What You Need To Know

  • There are three hotels on the Upper West Side being used as temporary shelters during pandemic. 

  • The city moved men out of congregate shelters to prevent coronavirus hotspots

  • There are no plans for a permanent men's shelter on Upper West Side.

The NY1 inbox got several messages from parents worried about crime, drug-use, public urination and the safety of their children. However, several residents told us the concerns are overblown.

“Homeless people, I don’t really see it. Unless they’re talking about by Central Park and I barely see that over here in this area,” said Devon Clyde.

When the pandemic erupted, the city feared congregate shelters could be hotspots for COVID-19. They began moving nearly 13,000 people from these communal settings to vacant hotels. The move was to allow better social distancing. That is when some parents in the community began to complain to the local city councilwoman, Helen Rosenthal.

“People are scared. This is a change,” said Councilwoman Rosenthal.

Rosenthal says fewer than 600 homeless people are riding out the pandemic in the neighborhood hotels. They will likely go back to being guest hotels when the pandemic ends. The councilwoman says that rumors circulating in the neighborhood about new permanent shelters will be located there are false.

“I got a text from somebody the other day who said—I heard there was a murder at the Lucerne, 1 down and counting. Very troubling if true. Not at all true. No basis in reality,” said Rosenthal.

NY1 reached out to the parents that sent us those e-mails, but they did not want to be interviewed for this story.  

The complaints about the homeless are at odds with the Upper West Side's reputation as a tolerant, progressive community.

Some parents in the community think there is an important lesson here for their neighbors.

“My husband and I have spent a lot of time talking to our son about racial, social and economic justice.
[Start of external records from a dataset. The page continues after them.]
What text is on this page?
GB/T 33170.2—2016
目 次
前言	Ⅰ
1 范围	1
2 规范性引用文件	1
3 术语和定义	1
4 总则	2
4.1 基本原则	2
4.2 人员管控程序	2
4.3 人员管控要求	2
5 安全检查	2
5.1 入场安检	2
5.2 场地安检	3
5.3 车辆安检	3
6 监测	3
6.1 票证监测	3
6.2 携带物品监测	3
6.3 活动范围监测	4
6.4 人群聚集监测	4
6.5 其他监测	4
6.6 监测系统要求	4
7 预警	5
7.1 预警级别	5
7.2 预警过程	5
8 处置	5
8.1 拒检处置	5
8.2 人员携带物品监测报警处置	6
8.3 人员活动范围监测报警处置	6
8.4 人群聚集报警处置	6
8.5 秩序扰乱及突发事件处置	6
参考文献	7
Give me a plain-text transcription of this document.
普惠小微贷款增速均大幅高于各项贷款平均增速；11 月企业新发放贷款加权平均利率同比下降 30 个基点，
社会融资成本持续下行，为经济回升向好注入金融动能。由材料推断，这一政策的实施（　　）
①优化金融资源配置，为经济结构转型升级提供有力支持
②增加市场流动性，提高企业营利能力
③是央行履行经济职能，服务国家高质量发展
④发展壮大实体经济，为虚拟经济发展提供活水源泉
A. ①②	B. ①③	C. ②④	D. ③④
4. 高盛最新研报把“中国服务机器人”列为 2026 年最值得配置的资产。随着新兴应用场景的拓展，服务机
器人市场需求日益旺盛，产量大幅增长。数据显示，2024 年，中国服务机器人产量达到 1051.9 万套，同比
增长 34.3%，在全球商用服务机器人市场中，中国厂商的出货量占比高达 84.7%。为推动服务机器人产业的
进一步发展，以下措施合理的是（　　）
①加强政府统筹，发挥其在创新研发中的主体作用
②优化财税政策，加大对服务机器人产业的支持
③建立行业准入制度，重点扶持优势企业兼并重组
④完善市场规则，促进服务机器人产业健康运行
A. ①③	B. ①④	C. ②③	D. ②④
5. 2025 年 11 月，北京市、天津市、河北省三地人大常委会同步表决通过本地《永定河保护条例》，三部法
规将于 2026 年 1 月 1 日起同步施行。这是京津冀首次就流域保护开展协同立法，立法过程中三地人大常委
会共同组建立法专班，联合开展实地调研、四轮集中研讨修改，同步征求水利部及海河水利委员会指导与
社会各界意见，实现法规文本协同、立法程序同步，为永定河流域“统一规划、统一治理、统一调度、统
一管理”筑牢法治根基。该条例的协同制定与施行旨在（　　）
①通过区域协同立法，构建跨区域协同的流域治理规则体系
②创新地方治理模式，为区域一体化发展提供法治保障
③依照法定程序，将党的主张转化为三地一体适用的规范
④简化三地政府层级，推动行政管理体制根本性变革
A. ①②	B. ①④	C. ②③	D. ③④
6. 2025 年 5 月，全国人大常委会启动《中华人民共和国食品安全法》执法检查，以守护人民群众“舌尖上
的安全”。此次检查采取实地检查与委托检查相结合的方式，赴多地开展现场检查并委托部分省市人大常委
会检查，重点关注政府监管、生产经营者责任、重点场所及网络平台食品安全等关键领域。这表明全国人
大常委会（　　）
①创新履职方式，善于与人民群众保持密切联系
We think it’s a very positive thing, he’s able to see a positive example of a city taking care of all of its citizens,” said neighborhood resident Melissa Sanchez.

“I think they should realize that you can’t just push those people away and wish that they would go someplace else,” said neighborhood resident Chris Diffee.

Councilwoman Rosenthal says that once it is safe to do so, the men living in these hotels will be moved to a shelter on the Lower East Side.